La résilience s’inscrit à plusieurs niveaux : physique, psychologique, écologique et économique. Si l’on se réfère à Gartner, 2020 Strategic Road Map for Business Continuity Management, « les organisations résilientes sont celles qui rebondissent et prospèrent après une perturbation, grâce à une gestion des risques efficace et une capacité d’adaptation et de durabilité face à la situation ».
Vous accompagnez de nombreuses entreprises. Quelles sont les problématiques concrètes qu’elles rencontrent actuellement?

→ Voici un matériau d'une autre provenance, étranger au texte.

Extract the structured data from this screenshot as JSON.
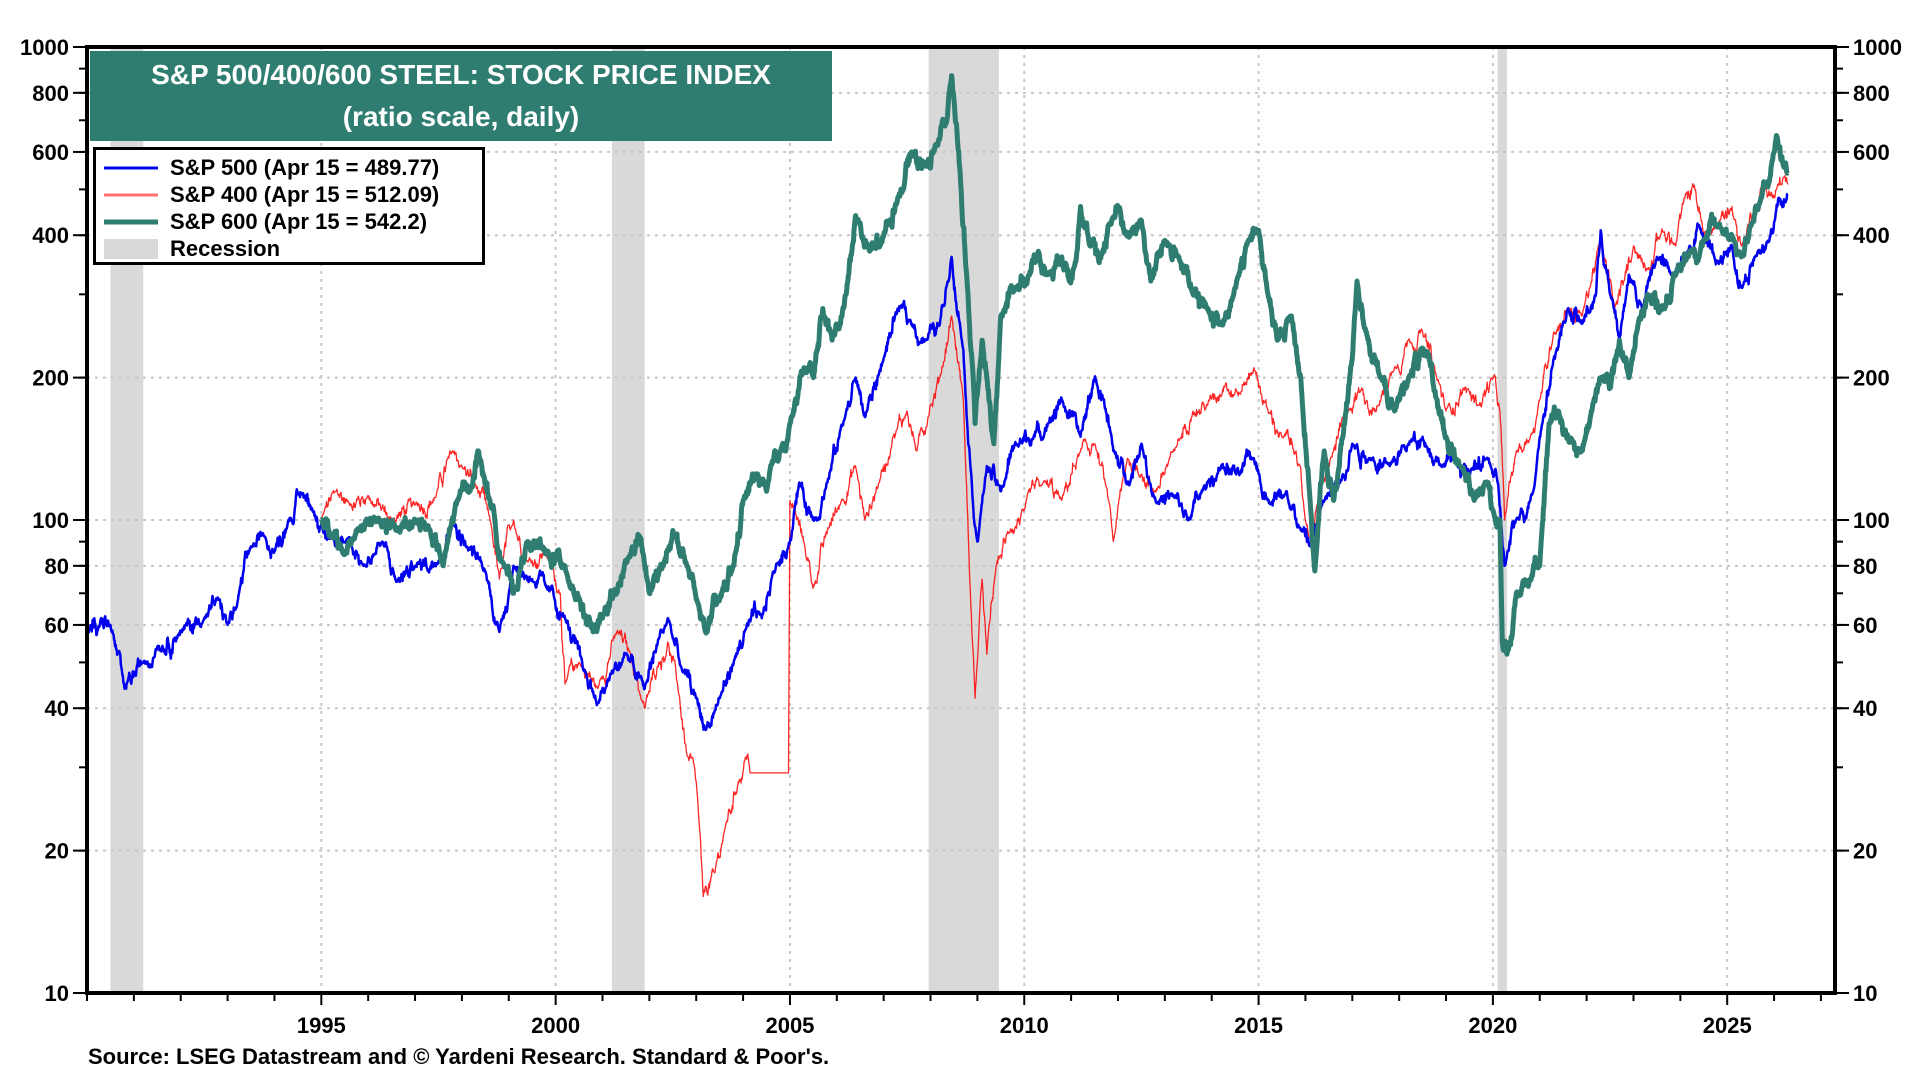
{
  "chart_data": {
    "type": "line",
    "title": "S&P 500/400/600 STEEL: STOCK PRICE INDEX",
    "subtitle": "(ratio scale, daily)",
    "xlabel": "",
    "ylabel": "",
    "yscale": "log",
    "ylim": [
      10,
      1000
    ],
    "xlim": [
      1990.0,
      2027.3
    ],
    "y_ticks": [
      10,
      20,
      40,
      60,
      80,
      100,
      200,
      400,
      600,
      800,
      1000
    ],
    "y_tick_labels": [
      "10",
      "20",
      "40",
      "60",
      "80",
      "100",
      "200",
      "400",
      "600",
      "800",
      "1000"
    ],
    "x_ticks": [
      1995,
      2000,
      2005,
      2010,
      2015,
      2020,
      2025
    ],
    "x_tick_labels": [
      "1995",
      "2000",
      "2005",
      "2010",
      "2015",
      "2020",
      "2025"
    ],
    "grid": true,
    "legend_position": "top-left",
    "recessions": [
      {
        "start": 1990.5,
        "end": 1991.2
      },
      {
        "start": 2001.2,
        "end": 2001.9
      },
      {
        "start": 2007.96,
        "end": 2009.46
      },
      {
        "start": 2020.1,
        "end": 2020.3
      }
    ],
    "recession_label": "Recession",
    "recession_color": "#d9d9d9",
    "series": [
      {
        "name": "S&P 500",
        "label": "S&P 500 (Apr 15 = 489.77)",
        "color": "#0000ee",
        "last_value": 489.77,
        "x": [
          1990.0,
          1990.3,
          1990.5,
          1990.8,
          1991.2,
          1991.5,
          1992.0,
          1992.5,
          1992.8,
          1993.0,
          1993.2,
          1993.5,
          1993.8,
          1994.0,
          1994.3,
          1994.6,
          1994.8,
          1995.0,
          1995.3,
          1995.6,
          1995.9,
          1996.3,
          1996.6,
          1997.0,
          1997.5,
          1997.8,
          1998.1,
          1998.5,
          1998.8,
          1999.1,
          1999.5,
          1999.8,
          2000.2,
          2000.6,
          2000.9,
          2001.2,
          2001.5,
          2001.9,
          2002.2,
          2002.4,
          2002.7,
          2003.0,
          2003.2,
          2003.5,
          2003.8,
          2004.1,
          2004.4,
          2004.7,
          2005.0,
          2005.2,
          2005.5,
          2005.8,
          2006.2,
          2006.4,
          2006.6,
          2007.0,
          2007.3,
          2007.6,
          2007.9,
          2008.2,
          2008.45,
          2008.7,
          2008.85,
          2009.0,
          2009.2,
          2009.5,
          2009.8,
          2010.2,
          2010.5,
          2010.8,
          2011.2,
          2011.5,
          2011.7,
          2011.9,
          2012.2,
          2012.5,
          2012.8,
          2013.2,
          2013.5,
          2013.8,
          2014.2,
          2014.6,
          2014.9,
          2015.2,
          2015.6,
          2015.9,
          2016.1,
          2016.4,
          2016.8,
          2017.0,
          2017.4,
          2017.8,
          2018.2,
          2018.5,
          2018.9,
          2019.2,
          2019.5,
          2019.9,
          2020.1,
          2020.25,
          2020.5,
          2020.8,
          2021.0,
          2021.3,
          2021.6,
          2021.9,
          2022.2,
          2022.3,
          2022.5,
          2022.7,
          2022.9,
          2023.2,
          2023.5,
          2023.8,
          2024.2,
          2024.4,
          2024.8,
          2025.1,
          2025.3,
          2025.6,
          2025.9,
          2026.1,
          2026.29
        ],
        "values": [
          57,
          62,
          60,
          44,
          50,
          54,
          58,
          62,
          68,
          60,
          66,
          88,
          92,
          86,
          100,
          114,
          106,
          98,
          88,
          92,
          80,
          90,
          74,
          80,
          82,
          100,
          88,
          78,
          58,
          80,
          75,
          72,
          62,
          48,
          41,
          48,
          52,
          44,
          56,
          62,
          48,
          42,
          36,
          42,
          50,
          60,
          62,
          80,
          90,
          120,
          100,
          120,
          170,
          200,
          165,
          220,
          280,
          260,
          240,
          260,
          360,
          230,
          130,
          90,
          130,
          115,
          145,
          150,
          160,
          180,
          150,
          200,
          180,
          140,
          120,
          145,
          110,
          112,
          100,
          115,
          130,
          125,
          135,
          110,
          115,
          95,
          88,
          110,
          125,
          145,
          135,
          130,
          145,
          150,
          130,
          135,
          125,
          135,
          120,
          80,
          100,
          110,
          150,
          220,
          280,
          260,
          300,
          410,
          300,
          240,
          330,
          280,
          360,
          330,
          380,
          420,
          350,
          380,
          310,
          360,
          390,
          480,
          489.77
        ]
      },
      {
        "name": "S&P 400",
        "label": "S&P 400 (Apr 15 = 512.09)",
        "color": "#ff0000",
        "last_value": 512.09,
        "x": [
          1995.0,
          1995.3,
          1995.6,
          1996.0,
          1996.5,
          1997.0,
          1997.4,
          1997.8,
          1998.0,
          1998.3,
          1998.6,
          1998.8,
          1999.1,
          1999.4,
          1999.8,
          2000.1,
          2000.2,
          2000.5,
          2000.9,
          2001.3,
          2001.6,
          2001.9,
          2002.2,
          2002.4,
          2002.6,
          2002.8,
          2003.0,
          2003.15,
          2003.4,
          2003.6,
          2003.9,
          2004.1,
          2004.15,
          2004.97,
          2005.0,
          2005.3,
          2005.5,
          2005.8,
          2006.1,
          2006.4,
          2006.6,
          2006.9,
          2007.2,
          2007.5,
          2007.7,
          2008.0,
          2008.2,
          2008.45,
          2008.7,
          2008.85,
          2008.95,
          2009.1,
          2009.2,
          2009.4,
          2009.7,
          2010.0,
          2010.4,
          2010.8,
          2011.2,
          2011.5,
          2011.8,
          2011.9,
          2012.2,
          2012.5,
          2012.8,
          2013.2,
          2013.6,
          2013.9,
          2014.3,
          2014.6,
          2014.9,
          2015.2,
          2015.5,
          2015.8,
          2016.0,
          2016.1,
          2016.5,
          2016.9,
          2017.2,
          2017.5,
          2017.9,
          2018.2,
          2018.5,
          2018.8,
          2019.0,
          2019.4,
          2019.7,
          2020.0,
          2020.15,
          2020.25,
          2020.5,
          2020.8,
          2021.0,
          2021.3,
          2021.6,
          2021.9,
          2022.3,
          2022.6,
          2022.8,
          2023.0,
          2023.3,
          2023.6,
          2023.9,
          2024.1,
          2024.3,
          2024.5,
          2024.8,
          2025.1,
          2025.3,
          2025.6,
          2025.8,
          2026.0,
          2026.2,
          2026.29
        ],
        "values": [
          100,
          115,
          108,
          112,
          100,
          108,
          110,
          140,
          130,
          118,
          100,
          75,
          100,
          82,
          85,
          70,
          45,
          50,
          44,
          58,
          52,
          40,
          50,
          55,
          45,
          32,
          28,
          16,
          18,
          22,
          28,
          32,
          29.2,
          29.2,
          110,
          90,
          72,
          95,
          110,
          130,
          100,
          120,
          150,
          170,
          140,
          175,
          200,
          270,
          180,
          70,
          42,
          75,
          52,
          80,
          95,
          105,
          120,
          110,
          140,
          145,
          110,
          90,
          135,
          125,
          115,
          140,
          170,
          175,
          195,
          185,
          210,
          170,
          150,
          140,
          100,
          92,
          130,
          170,
          190,
          170,
          210,
          240,
          250,
          200,
          170,
          190,
          175,
          200,
          170,
          100,
          140,
          150,
          180,
          250,
          280,
          270,
          390,
          280,
          320,
          380,
          340,
          410,
          380,
          480,
          510,
          400,
          420,
          460,
          380,
          460,
          510,
          480,
          530,
          512.09
        ]
      },
      {
        "name": "S&P 600",
        "label": "S&P 600 (Apr 15 = 542.2)",
        "color": "#2e7d70",
        "last_value": 542.2,
        "x": [
          1995.0,
          1995.2,
          1995.5,
          1995.8,
          1996.2,
          1996.6,
          1997.0,
          1997.3,
          1997.6,
          1997.9,
          1998.2,
          1998.35,
          1998.6,
          1998.9,
          1999.1,
          1999.4,
          1999.8,
          2000.2,
          2000.5,
          2000.8,
          2001.0,
          2001.3,
          2001.6,
          2001.8,
          2002.0,
          2002.3,
          2002.5,
          2002.8,
          2003.0,
          2003.2,
          2003.5,
          2003.8,
          2004.0,
          2004.3,
          2004.5,
          2004.8,
          2005.0,
          2005.3,
          2005.5,
          2005.7,
          2005.9,
          2006.2,
          2006.4,
          2006.7,
          2007.0,
          2007.3,
          2007.6,
          2007.9,
          2008.1,
          2008.35,
          2008.45,
          2008.6,
          2008.8,
          2008.95,
          2009.1,
          2009.2,
          2009.35,
          2009.5,
          2009.8,
          2010.1,
          2010.3,
          2010.5,
          2010.8,
          2011.0,
          2011.2,
          2011.4,
          2011.6,
          2011.8,
          2012.0,
          2012.2,
          2012.5,
          2012.7,
          2013.0,
          2013.3,
          2013.6,
          2013.9,
          2014.2,
          2014.5,
          2014.8,
          2015.0,
          2015.2,
          2015.4,
          2015.7,
          2015.9,
          2016.1,
          2016.2,
          2016.4,
          2016.6,
          2016.8,
          2017.0,
          2017.1,
          2017.3,
          2017.6,
          2017.9,
          2018.2,
          2018.5,
          2018.8,
          2019.0,
          2019.3,
          2019.6,
          2019.9,
          2020.0,
          2020.15,
          2020.2,
          2020.3,
          2020.5,
          2020.8,
          2021.0,
          2021.2,
          2021.4,
          2021.6,
          2021.9,
          2022.1,
          2022.3,
          2022.5,
          2022.7,
          2022.9,
          2023.1,
          2023.3,
          2023.6,
          2023.9,
          2024.2,
          2024.5,
          2024.8,
          2025.1,
          2025.3,
          2025.5,
          2025.7,
          2025.9,
          2026.05,
          2026.2,
          2026.29
        ],
        "values": [
          100,
          92,
          85,
          96,
          100,
          95,
          100,
          96,
          80,
          110,
          118,
          140,
          110,
          80,
          70,
          90,
          85,
          80,
          68,
          58,
          62,
          70,
          85,
          92,
          70,
          80,
          95,
          80,
          68,
          58,
          68,
          80,
          110,
          125,
          115,
          140,
          160,
          210,
          200,
          280,
          240,
          300,
          440,
          370,
          400,
          480,
          600,
          560,
          620,
          700,
          870,
          600,
          300,
          160,
          240,
          200,
          145,
          270,
          310,
          330,
          370,
          330,
          360,
          320,
          460,
          380,
          350,
          420,
          460,
          400,
          430,
          320,
          390,
          360,
          300,
          280,
          260,
          310,
          390,
          410,
          300,
          240,
          270,
          200,
          110,
          78,
          140,
          110,
          150,
          220,
          320,
          250,
          200,
          170,
          200,
          230,
          180,
          150,
          130,
          110,
          120,
          105,
          100,
          55,
          52,
          70,
          75,
          80,
          160,
          170,
          150,
          140,
          170,
          200,
          190,
          240,
          200,
          260,
          300,
          280,
          330,
          370,
          390,
          420,
          400,
          360,
          420,
          470,
          520,
          650,
          560,
          542.2
        ]
      }
    ]
  },
  "source_note": "Source: LSEG Datastream and © Yardeni Research. Standard & Poor's."
}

Outre la gestion des crises elles-mêmes, les entreprises doivent répondre à une série croissante d’exigences de la part de leurs partenaires. Des impératifs de diligence raisonnable imposés par les clients à la conformité réglementaire, comme la nLPD, les entreprises font également face à des enjeux financiers, de ressources humaines, de cybersécurité, d’approvisionnement en matières premières et de durabilité (émissions carbones, responsabilité sociétale).
Quels conseils donneriez-vous aux entreprises pour survivre dans ce contexte de crises récurrentes?

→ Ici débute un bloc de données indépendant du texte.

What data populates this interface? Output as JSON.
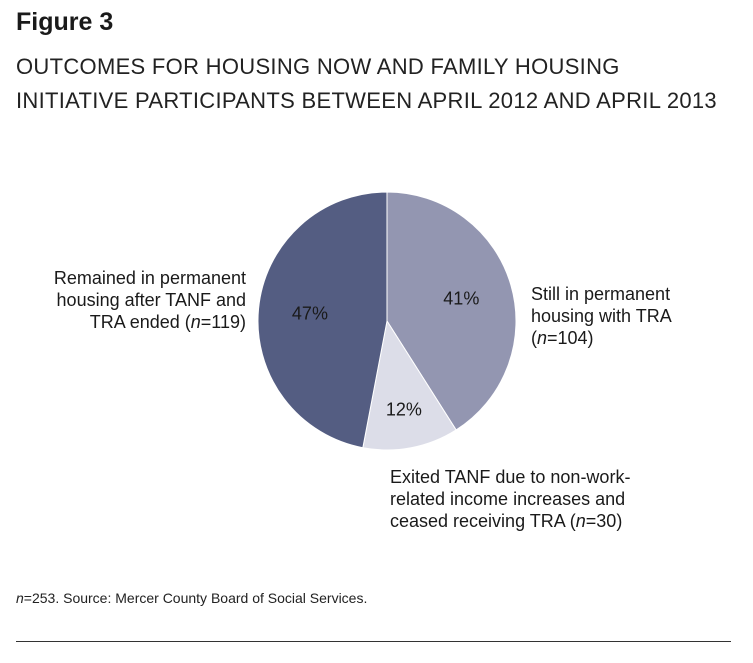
{
  "figure_label": "Figure 3",
  "title_lines": [
    "OUTCOMES FOR HOUSING NOW AND FAMILY HOUSING",
    "INITIATIVE PARTICIPANTS BETWEEN APRIL 2012 AND APRIL 2013"
  ],
  "footnote": {
    "n_var": "n",
    "text": "=253. Source: Mercer County Board of Social Services."
  },
  "colors": {
    "remained": "#545d82",
    "still": "#9396b1",
    "exited": "#dcdde8"
  },
  "chart_data": {
    "type": "pie",
    "title": "OUTCOMES FOR HOUSING NOW AND FAMILY HOUSING INITIATIVE PARTICIPANTS BETWEEN APRIL 2012 AND APRIL 2013",
    "start_angle_deg": 0,
    "direction": "clockwise",
    "slices": [
      {
        "key": "still",
        "value": 41,
        "label": "41%",
        "legend_lines": [
          "Still in permanent",
          "housing with TRA"
        ],
        "count_prefix": "(",
        "n_var": "n",
        "count_text": "=104)"
      },
      {
        "key": "exited",
        "value": 12,
        "label": "12%",
        "legend_lines": [
          "Exited TANF due to non-work-",
          "related income increases and"
        ],
        "count_prefix": "ceased receiving TRA (",
        "n_var": "n",
        "count_text": "=30)"
      },
      {
        "key": "remained",
        "value": 47,
        "label": "47%",
        "legend_lines": [
          "Remained in permanent",
          "housing after TANF and"
        ],
        "count_prefix": "TRA ended (",
        "n_var": "n",
        "count_text": "=119)"
      }
    ]
  }
}
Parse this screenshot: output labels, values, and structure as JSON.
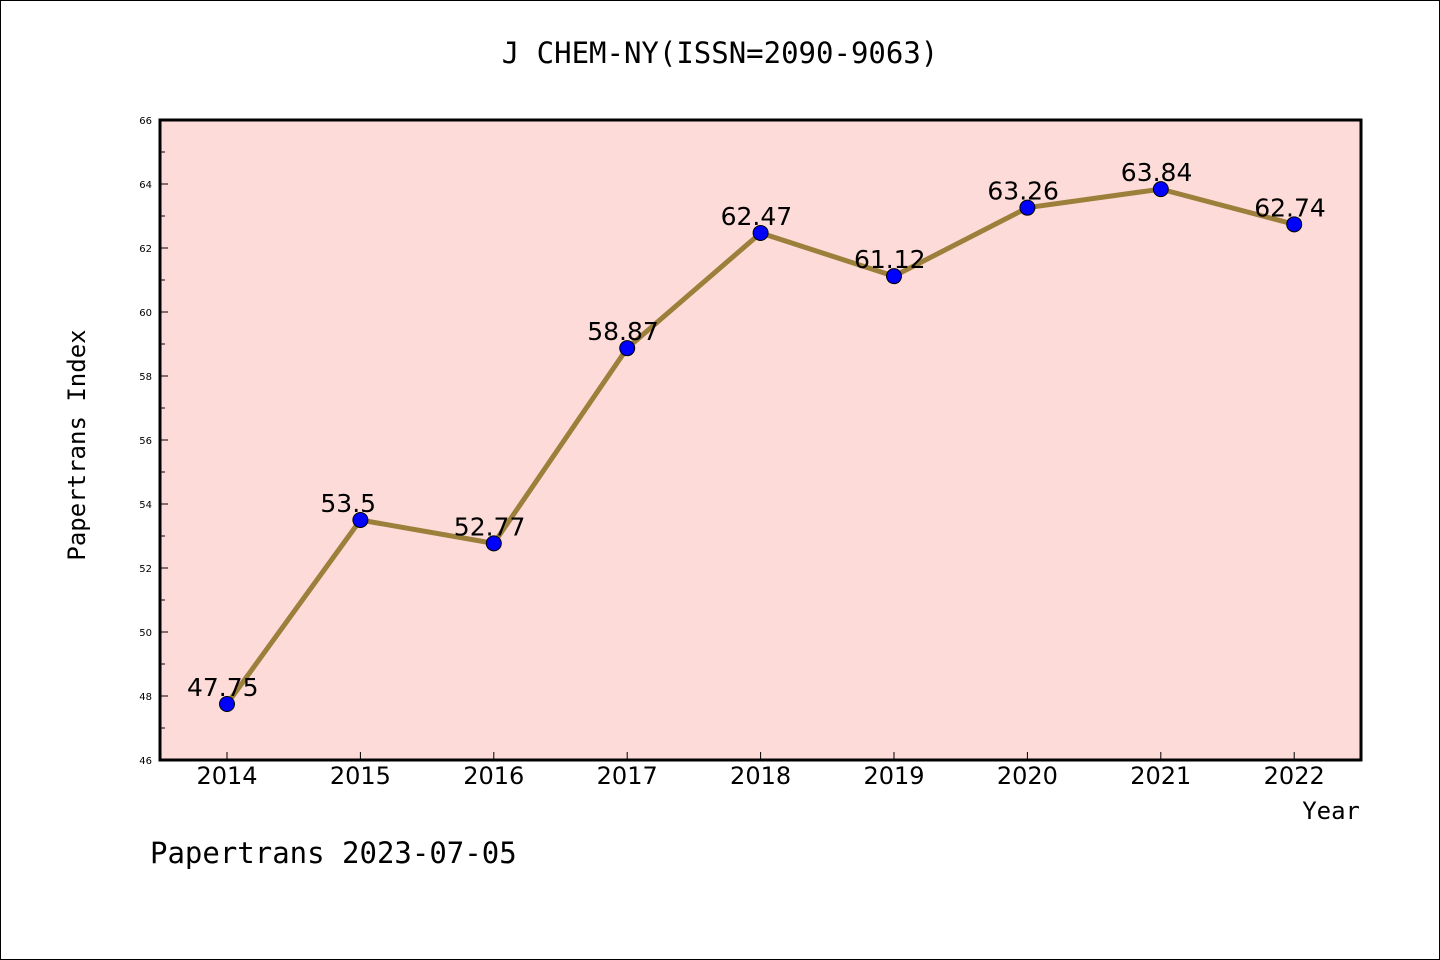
{
  "chart_data": {
    "type": "line",
    "title": "J CHEM-NY(ISSN=2090-9063)",
    "xlabel": "Year",
    "ylabel": "Papertrans Index",
    "categories": [
      "2014",
      "2015",
      "2016",
      "2017",
      "2018",
      "2019",
      "2020",
      "2021",
      "2022"
    ],
    "series": [
      {
        "values": [
          47.75,
          53.5,
          52.77,
          58.87,
          62.47,
          61.12,
          63.26,
          63.84,
          62.74
        ],
        "labels": [
          "47.75",
          "53.5",
          "52.77",
          "58.87",
          "62.47",
          "61.12",
          "63.26",
          "63.84",
          "62.74"
        ]
      }
    ],
    "ylim": [
      46,
      66
    ],
    "yticks": [
      46,
      48,
      50,
      52,
      54,
      56,
      58,
      60,
      62,
      64,
      66
    ],
    "grid": false,
    "colors": {
      "plot_background": "#fddbd8",
      "line": "#9b7f3a",
      "marker": "#0000ff"
    }
  },
  "footer": "Papertrans 2023-07-05"
}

Elles doivent maîtriser l’ensemble de leur chaîne de valeur, c’est-à-dire connaître les contraintes de leurs clients et fournisseurs pour anticiper les impacts sur leur propre business.
Il est crucial de gérer les risques de manière proactive et pragmatique afin de pouvoir y réagir efficacement et avoir un coup d’avance sur les concurrents. Cela passe par :
- identifier les acteurs clés de leur chaîne de valeur ;
- travailler avec eux pour devenir plus résilients ensemble en identifiant les menaces et opportunités principales ;
- choisir ses batailles, c’est-à-dire évaluer les risques prioritaires et élaborer des solutions pour ces derniers ;
- suivre les signaux du marché pour faire évoluer les solutions mises en place ;
- et enfin, ne pas hésiter à recourir aux soutiens disponibles dans l’écosystème, notamment les prestations de coaching platinn.

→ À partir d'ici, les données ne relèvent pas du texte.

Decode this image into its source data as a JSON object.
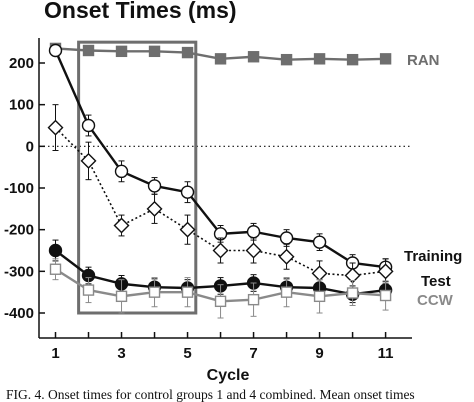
{
  "chart_data": {
    "type": "line",
    "title": "Onset Times (ms)",
    "xlabel": "Cycle",
    "ylabel": "",
    "xlim": [
      0.5,
      11.8
    ],
    "ylim": [
      -460,
      260
    ],
    "x_ticks": [
      1,
      3,
      5,
      7,
      9,
      11
    ],
    "y_ticks": [
      200,
      100,
      0,
      -100,
      -200,
      -300,
      -400
    ],
    "grid": false,
    "reference_line": {
      "y": 0,
      "style": "dotted"
    },
    "highlight_box": {
      "x": [
        1.7,
        5.25
      ],
      "y": [
        -400,
        250
      ]
    },
    "series": [
      {
        "name": "RAN",
        "color": "#6e6e6e",
        "marker": "filled-square",
        "line": "solid",
        "x": [
          1,
          2,
          3,
          4,
          5,
          6,
          7,
          8,
          9,
          10,
          11
        ],
        "y": [
          235,
          230,
          228,
          228,
          225,
          210,
          215,
          208,
          210,
          208,
          210
        ],
        "err": [
          0,
          0,
          0,
          0,
          0,
          0,
          0,
          0,
          0,
          0,
          0
        ]
      },
      {
        "name": "Training",
        "color": "#111111",
        "marker": "open-circle",
        "line": "solid",
        "x": [
          1,
          2,
          3,
          4,
          5,
          6,
          7,
          8,
          9,
          10,
          11
        ],
        "y": [
          230,
          50,
          -60,
          -95,
          -110,
          -210,
          -205,
          -220,
          -230,
          -280,
          -290
        ],
        "err": [
          0,
          25,
          25,
          20,
          25,
          20,
          20,
          20,
          20,
          20,
          20
        ]
      },
      {
        "name": "",
        "color": "#111111",
        "marker": "open-diamond",
        "line": "dotted",
        "x": [
          1,
          2,
          3,
          4,
          5,
          6,
          7,
          8,
          9,
          10,
          11
        ],
        "y": [
          45,
          -35,
          -190,
          -150,
          -200,
          -250,
          -250,
          -265,
          -305,
          -310,
          -300
        ],
        "err": [
          55,
          45,
          25,
          35,
          35,
          30,
          30,
          30,
          30,
          30,
          30
        ]
      },
      {
        "name": "Test",
        "color": "#111111",
        "marker": "filled-circle",
        "line": "solid",
        "x": [
          1,
          2,
          3,
          4,
          5,
          6,
          7,
          8,
          9,
          10,
          11
        ],
        "y": [
          -250,
          -310,
          -330,
          -338,
          -340,
          -335,
          -328,
          -338,
          -340,
          -355,
          -345
        ],
        "err": [
          25,
          20,
          20,
          20,
          20,
          20,
          20,
          20,
          20,
          20,
          20
        ]
      },
      {
        "name": "CCW",
        "color": "#8a8a8a",
        "marker": "open-square",
        "line": "solid",
        "x": [
          1,
          2,
          3,
          4,
          5,
          6,
          7,
          8,
          9,
          10,
          11
        ],
        "y": [
          -295,
          -345,
          -360,
          -350,
          -350,
          -372,
          -368,
          -350,
          -360,
          -352,
          -358
        ],
        "err": [
          25,
          30,
          40,
          35,
          35,
          40,
          40,
          35,
          40,
          30,
          35
        ]
      }
    ]
  },
  "caption": "FIG. 4.    Onset times for control groups 1 and 4 combined. Mean onset times"
}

Comment platinn peut soutenir ces entreprises? Qu’avez-vous mis en place pour améliorer leur résilience?
Nous avons lancé un projet de recherche et développement en deux phases. La première, actuellement en cours, a pour objectif d’évaluer le degré de préparation des entreprises à la gestion de crises systémiques. Pour ce faire, nous avons élaboré un outil de diagnostic sous forme de questionnaire qui permet aux PME d’identifier les risques principaux en lien avec leur chaîne de valeur. Cet outil permettra également de se positionner par rapport à leur secteur d’activité.
La deuxième phase consistera à définir des méthodes et outils pour aider les entreprises à gérer les risques identifiés dans la phase une.
Interview réalisée avec la participation d’Eric Plan, coach affaires et coopération et secrétaire général de CleantechAlps, et Sandra von Kaenel, coach organisation chez platinn, experte en durabilité et économie circulaire.